Entity Framework exposes abstraction classes that are used to interact with underlying databases in the form of classes like DbContext. These contexts generally consist of DbSet<T> properties that expose the available collections that can be queried :

public class ExampleContext: DbContext 
{ 
    public virtual DbSet<Widgets> Widgets { get; set; } 
}

The DbContext itself will handle making the connections with the databases and will generally read the appropriate Connection String data from a configuration to determine how to establish the connections :

public class ExampleContext: DbContext 
{ 
    // The parameter being passed in to the base constructor indicates the name of the 
    // connection string
    public ExampleContext() : base("ExampleContextEntities")
    {
    }

    public virtual DbSet<Widgets> Widgets { get; set; } 
}

Executing Entity Framework Queries

Actually executing an Entity Framework query can be quite easy and simply requires you to create an instance of the context and then use the available properties on it to pull or access your data

using(var context = new ExampleContext())
{
      // Retrieve all of the Widgets in your database
      var data = context.Widgets.ToList();
}

Entity Framework also provides an extensive change-tracking system that can be used to handle updating entries within your database by simply calling the SaveChanges() method to push changes to the database :

using(var context = new ExampleContext())
{
      // Grab the widget you wish to update
      var widget = context.Widgets.Find(w => w.Id == id);
      // If it exists, update it
      if(widget != null)
      {
           // Update your widget and save your changes
           widget.Updated = DateTime.UtcNow;
           context.SaveChanges();
      }
}

A Connection String is a string that specifies information about a particular data source and how to go about connecting to it by storing credentials, locations, and other information.

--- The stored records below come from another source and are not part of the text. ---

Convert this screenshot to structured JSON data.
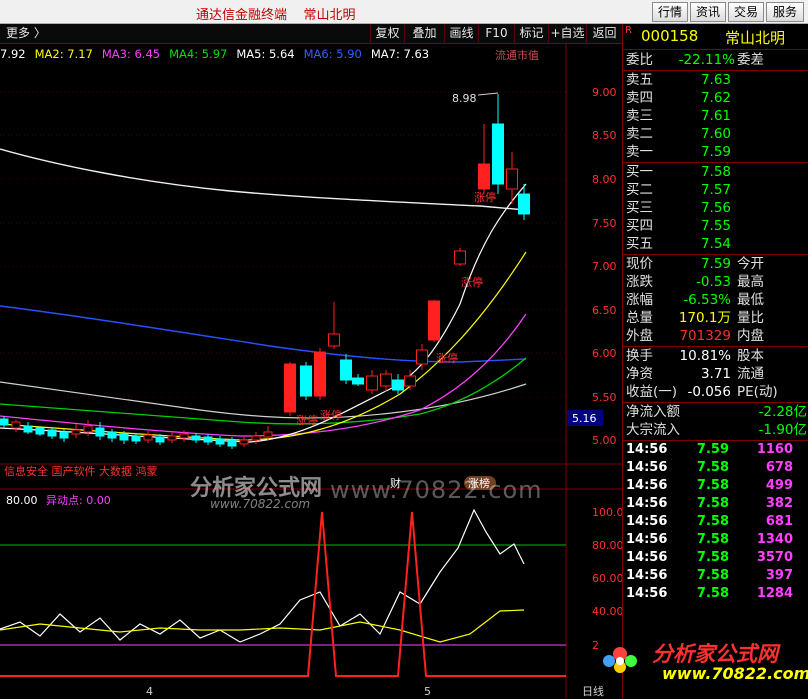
{
  "window": {
    "title": "通达信金融终端    常山北明",
    "buttons": [
      "行情",
      "资讯",
      "交易",
      "服务"
    ]
  },
  "toolbar": {
    "more": "更多 〉",
    "items": [
      "复权",
      "叠加",
      "画线",
      "F10",
      "标记",
      "+自选",
      "返回"
    ]
  },
  "ma_legend": [
    {
      "label": "7.92",
      "color": "#ffffff"
    },
    {
      "label": "MA2: 7.17",
      "color": "#ffff00"
    },
    {
      "label": "MA3: 6.45",
      "color": "#ff40ff"
    },
    {
      "label": "MA4: 5.97",
      "color": "#00e000"
    },
    {
      "label": "MA5: 5.64",
      "color": "#ffffff"
    },
    {
      "label": "MA6: 5.90",
      "color": "#3060ff"
    },
    {
      "label": "MA7: 7.63",
      "color": "#ffffff"
    }
  ],
  "main_chart": {
    "price_axis": [
      "9.00",
      "8.50",
      "8.00",
      "7.50",
      "7.00",
      "6.50",
      "6.00",
      "5.50",
      "5.00"
    ],
    "high_label": "8.98",
    "current_price_tag": "5.16",
    "mcap_label": "流通市值",
    "limit_up_labels": [
      "涨停",
      "涨停",
      "涨停",
      "涨停",
      "涨停"
    ],
    "concept_text": "信息安全 国产软件 大数据 鸿蒙",
    "news_tags": [
      "财",
      "涨榜"
    ]
  },
  "indicator": {
    "label_a": "80.00",
    "label_b": "异动点: 0.00",
    "axis": [
      "100.0",
      "80.00",
      "60.00",
      "40.00",
      "2"
    ],
    "bottom_labels": [
      "4",
      "5",
      "日线"
    ]
  },
  "stock": {
    "code": "000158",
    "name": "常山北明",
    "flag": "R"
  },
  "order_book": {
    "weibi_label": "委比",
    "weibi_value": "-22.11%",
    "weicha_label": "委差",
    "asks": [
      {
        "label": "卖五",
        "price": "7.63"
      },
      {
        "label": "卖四",
        "price": "7.62"
      },
      {
        "label": "卖三",
        "price": "7.61"
      },
      {
        "label": "卖二",
        "price": "7.60"
      },
      {
        "label": "卖一",
        "price": "7.59"
      }
    ],
    "bids": [
      {
        "label": "买一",
        "price": "7.58"
      },
      {
        "label": "买二",
        "price": "7.57"
      },
      {
        "label": "买三",
        "price": "7.56"
      },
      {
        "label": "买四",
        "price": "7.55"
      },
      {
        "label": "买五",
        "price": "7.54"
      }
    ]
  },
  "quote": [
    {
      "label": "现价",
      "value": "7.59",
      "label2": "今开"
    },
    {
      "label": "涨跌",
      "value": "-0.53",
      "label2": "最高"
    },
    {
      "label": "涨幅",
      "value": "-6.53%",
      "label2": "最低"
    },
    {
      "label": "总量",
      "value": "170.1万",
      "label2": "量比"
    },
    {
      "label": "外盘",
      "value": "701329",
      "label2": "内盘"
    }
  ],
  "fundamentals": [
    {
      "label": "换手",
      "value": "10.81%",
      "label2": "股本"
    },
    {
      "label": "净资",
      "value": "3.71",
      "label2": "流通"
    },
    {
      "label": "收益(一)",
      "value": "-0.056",
      "label2": "PE(动)"
    }
  ],
  "flows": [
    {
      "label": "净流入额",
      "value": "-2.28亿"
    },
    {
      "label": "大宗流入",
      "value": "-1.90亿"
    }
  ],
  "ticks": [
    {
      "time": "14:56",
      "price": "7.59",
      "vol": "1160"
    },
    {
      "time": "14:56",
      "price": "7.58",
      "vol": "678"
    },
    {
      "time": "14:56",
      "price": "7.58",
      "vol": "499"
    },
    {
      "time": "14:56",
      "price": "7.58",
      "vol": "382"
    },
    {
      "time": "14:56",
      "price": "7.58",
      "vol": "681"
    },
    {
      "time": "14:56",
      "price": "7.58",
      "vol": "1340"
    },
    {
      "time": "14:56",
      "price": "7.58",
      "vol": "3570"
    },
    {
      "time": "14:56",
      "price": "7.58",
      "vol": "397"
    },
    {
      "time": "14:56",
      "price": "7.58",
      "vol": "1284"
    }
  ],
  "watermark": {
    "brand": "分析家公式网",
    "url_big": "www.70822.com",
    "url_small": "www.70822.com",
    "logo_brand": "分析家公式网",
    "logo_url": "www.70822.com"
  },
  "colors": {
    "up": "#ff2020",
    "down": "#00ffff",
    "text_red": "#ff3030",
    "text_green": "#00ff00",
    "yellow": "#ffff00",
    "magenta": "#ff40ff"
  }
}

Server=myServerAddress;Database=myDataBase;User Id=myUsername;Password=myPassword;

Storing Your Connection String

Typically, a connection string will be stored within a configuration file (such as an app.config or web.config within ASP.NET applications). The following is an example of what a local connection might look like within one of these files :

<connectionStrings> 
   <add name="WidgetsContext" providerName="System.Data.SqlClient"  connectionString="Server=.\SQLEXPRESS;Database=Widgets;Integrated Security=True;"/> 
</connectionStrings>

<connectionStrings> 
   <add name="WidgetsContext" providerName="System.Data.SqlClient"  connectionString="Server=.\SQLEXPRESS;Database=Widgets;Integrated Security=SSPI;"/> 
</connectionStrings>

This will allow your application to access the connection string programatically through WidgetsContext. Although both Integrated Security=SSPI and Integrated Security=True perform the same function;Integrated Security=SSPI is preferred since works with both SQLClient & OleDB provider where as Integrated Security=true throws an exception when used with the OleDb provider.

Different Connections for Different Providers

Each data provider (SQL Server, MySQL, Azure, etc.) all feature their own flavor of syntax for their connection strings and expose different available properties. ConnectionStrings.com is an incredibly useful resource if you are unsure about what yours should look like.